Given his distinguished record and his long exposure on television around the globe, Dan Rather may be the best-known journalist in the world. He has covered virtually every major event in the world in the past 60 years. His resume reads like a history book, from his early local reporting in Texas on Hurricane Carla to his unparalleled work covering the assassination of President John F. Kennedy; the civil rights movement; the White House and national politics; wars in Vietnam, Afghanistan, the Persian Gulf, Yugoslavia and Iraq. From his first days as the Associated Press reporter in Huntsville, Texas, in 1950, Rather has more than earned his reputation as the “hardest working man in broadcast journalism.”
In 2006 Rather founded the company News and Guts and became anchor and managing editor of HDNet’s Dan Rather Reports, which specializes in investigative journalism and international reporting.

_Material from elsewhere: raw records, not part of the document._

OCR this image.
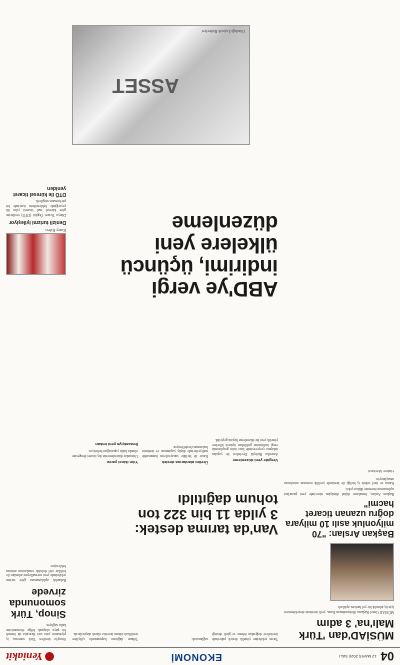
04
12 MAYIS 2020 SALI
EKONOMİ
Yeniakit
MÜSİAD'dan 'Türk Malı'na' 3 adım

MÜSİAD Genel Başkanı Abdurrahman Kaan, yerli üretimin desteklenmesi için üç adımlık bir yol haritası açıkladı.

Başkan Arslan: "70 milyonluk asılı 10 milyara doğru uzanan ticaret hacmi"

Başkan Arslan, firmaların dijital dönüşüm sürecinde yeni pazarlara açılmasının önemine dikkat çekti.

Kamu ve özel sektör iş birliği ile üretimde yerlilik oranının artırılması amaçlanıyor.

Haber Merkezi

Tarım sektörüne yönelik destek paketinde üreticilere doğrudan ödeme ve girdi desteği sağlanacak.

Tohum dağıtımı kapsamında çiftçilere sertifikalı tohum ücretsiz olarak ulaştırılacak.

Van'da tarıma destek:
3 yılda 11 bin 322 ton
tohum dağıtıldı
Vergide yeni düzenleme

Amerika Birleşik Devletleri ile yapılan anlaşma çerçevesinde bazı ürün gruplarında vergi indirimine gidilirken üçüncü ülkelere yönelik yeni bir düzenleme hayata geçirildi.

Üretim alanlarına destek

Karar ile birlikte sanayicilerin hammadde maliyetlerinde düşüş yaşanması ve üretimin hızlanması hedefleniyor.

Yılın ikinci yarısı

Uzmanlar düzenlemenin dış ticaret dengesine olumlu katkı yapacağını belirtiyor.

İhracatçıya yeni imkan
ABD'ye vergi indirimi, üçüncü ülkelere yeni düzenleme
ASSET
Gözdağı Lojistik Haberleri

Sinop'ta üretilen Türk somonu, iç piyasanın yanı sıra ihracatta da önemli bir paya ulaşarak bölge ekonomisine katkı sağlıyor.

Sinop, Türk somonunda zirvede

Bakanlık açıklamasına göre turizm sektöründe yeni normalleşme adımları ile birlikte otel doluluk oranlarının artması bekleniyor.

Kuzey Kıbrıs
Denizli turizmi iyileşiyor

Dünya Ticaret Örgütü (DTÖ) verilerine göre küresel mal ticareti yılın ilk çeyreğinde beklentilerin üzerinde bir performans sergiledi.

DTÖ ile küresel ticaret yeniden
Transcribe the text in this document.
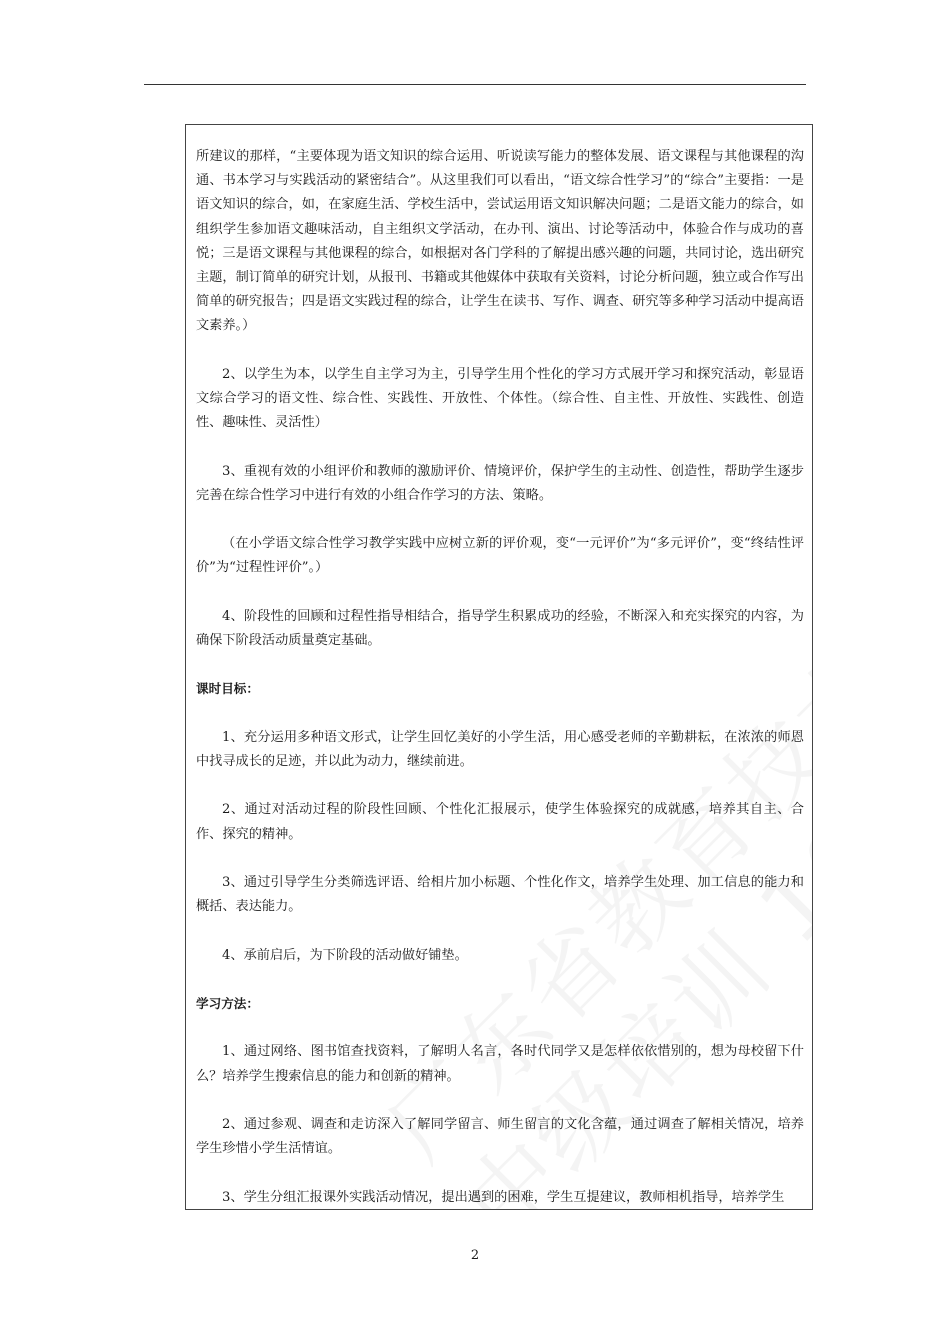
所建议的那样，“主要体现为语文知识的综合运用、听说读写能力的整体发展、语文课程与其他课程的沟通、书本学习与实践活动的紧密结合”。从这里我们可以看出，“语文综合性学习”的“综合”主要指：一是语文知识的综合，如，在家庭生活、学校生活中，尝试运用语文知识解决问题；二是语文能力的综合，如组织学生参加语文趣味活动，自主组织文学活动，在办刊、演出、讨论等活动中，体验合作与成功的喜悦；三是语文课程与其他课程的综合，如根据对各门学科的了解提出感兴趣的问题，共同讨论，选出研究主题，制订简单的研究计划，从报刊、书籍或其他媒体中获取有关资料，讨论分析问题，独立或合作写出简单的研究报告；四是语文实践过程的综合，让学生在读书、写作、调查、研究等多种学习活动中提高语文素养。）

2、以学生为本，以学生自主学习为主，引导学生用个性化的学习方式展开学习和探究活动，彰显语文综合学习的语文性、综合性、实践性、开放性、个体性。（综合性、自主性、开放性、实践性、创造性、趣味性、灵活性）

3、重视有效的小组评价和教师的激励评价、情境评价，保护学生的主动性、创造性，帮助学生逐步完善在综合性学习中进行有效的小组合作学习的方法、策略。

（在小学语文综合性学习教学实践中应树立新的评价观，变“一元评价”为“多元评价”，变“终结性评价”为“过程性评价”。）

4、阶段性的回顾和过程性指导相结合，指导学生积累成功的经验，不断深入和充实探究的内容，为确保下阶段活动质量奠定基础。

课时目标：

1、充分运用多种语文形式，让学生回忆美好的小学生活，用心感受老师的辛勤耕耘，在浓浓的师恩中找寻成长的足迹，并以此为动力，继续前进。

2、通过对活动过程的阶段性回顾、个性化汇报展示，使学生体验探究的成就感，培养其自主、合作、探究的精神。

3、通过引导学生分类筛选评语、给相片加小标题、个性化作文，培养学生处理、加工信息的能力和概括、表达能力。

4、承前启后，为下阶段的活动做好铺垫。

学习方法：

1、通过网络、图书馆查找资料，了解明人名言，各时代同学又是怎样依依惜别的，想为母校留下什么？培养学生搜索信息的能力和创新的精神。

2、通过参观、调查和走访深入了解同学留言、师生留言的文化含蕴，通过调查了解相关情况，培养学生珍惜小学生活情谊。

3、学生分组汇报课外实践活动情况，提出遇到的困难，学生互提建议，教师相机指导，培养学生

2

Over the many years of his career, Rather has regularly landed the biggest interviews with the world’s most important and compelling figures, from the famous to the infamous. Rather’s passion for the news, for getting the story and for taking on the most challenging assignments in journalism is unmatched. He has dedicated himself to delivering to the American public coverage that is fair and accurate, no matter the size and scope of the story. He has interviewed every United States president from Dwight D. Eisenhower to George W. Bush and Barack Obama, and virtually every major international leader of the past 30 years. He landed two world exclusive news-breaking interviews with Saddam Hussein, in 1990 and in 2003. In 2004, as a correspondent for 60 Minutes II, Rather also broke what was arguably that year’s biggest story—the abuse of prisoners at Iraq’s Abu Ghraib prison. Most recently, this fall Dan Rather Reports was honored with an Emmy award for investigative business reporting. The program was also honored with 2 “front page” awards for stories concerning the plight of women abroad.
Among the landmarks of his illustrious career was his tenacious and critically acclaimed live reporting on the terror attacks of Sept. 11, 2001. Rather spent 53 hours and 35 minutes on the air over less than four days beginning the morning of the attacks. In 2000, he anchored Election Night 2000, a marathon that kept him on the air continuously from 6:00 PM on Tuesday, Nov. 7, to 10:00 AM on Wednesday, Nov. 8.
Rather served as anchor and managing editor of the CBS Evening News from March 9, 1981 to March 9, 2005, the longest such tenure in broadcast journalism history. He helped to found 48 Hours, a broadcast he anchored and reported for from its premiere on Jan. 19, 1988, through September 2002. He was a correspondent for 60 Minutes from October 1975 to September 1981, and again from March 2005 to the summer of 2006. Rather also helped to found and served as a correspondent for 60 Minutes II from its debut on Jan. 13, 1999, to its final edition in September 2005. His regular contributions to CBS News Radio included Dan Rather Reporting, a weekday broadcast of news and analysis on the CBS Radio Network from March 1981 to November 2004.
During his forty-four years with CBS News, Rather held many other prestigious positions, including anchor of the documentary series CBS Reports and of the weekend editions of the CBS Evening News. He served as the CBS News bureau chief in London and Saigon and was the White House correspondent during the Johnson, Nixon and Ford administrations.
Rather joined CBS News in 1962 as chief of its Southwest bureau in Dallas. In 1963, he was appointed chief of the Southern bureau in New Orleans, responsible for coverage of news events in the South, Southwest, Mexico and Central America. During that time, he reported on racial conflicts in the South and the crusade of Dr. Martin Luther King Jr., as well as the death of President Kennedy. He and the CBS News team he put together in Dallas first broke the story of the JFK Assassination. Rather began his career in journalism in 1950 as an Associated Press reporter in Huntsville, Texas. Later, he was a reporter for United Press International (1950-52), KSAM Radio in Huntsville (1950-53), KTRH Radio in Houston and the Houston Chronicle (1954-55). He became news director of KTRH in 1956 and a reporter for KTRK-TV Houston in 1959. Prior to joining CBS News, Rather was news director at KHOU-TV, the CBS affiliate in Houston.
He has received virtually every honor in broadcast journalism, including numerous Emmy and Peabody Awards and citations from critical, scholarly, professional and charitable organizations.
Rather has also authored or co-authored seven books, four of which have become New York Times bestsellers.
In 1994, Rather was honored by his alma mater, Sam Houston State University in Huntsville, Texas, which named its journalism and communications building after him. On a more personal note, 1997 also saw the dedication of Dan's birthplace as part of the Wharton County Historical Museum.
Dan Rather was born Oct. 31, 1931 in Wharton, Texas. In 1953, he received a bachelor's degree in journalism from Sam Houston State Teachers College (now Sam Houston State University), where he spent the following year as a journalism instructor. He also attended the University of Houston Law School and the South Texas School of Law.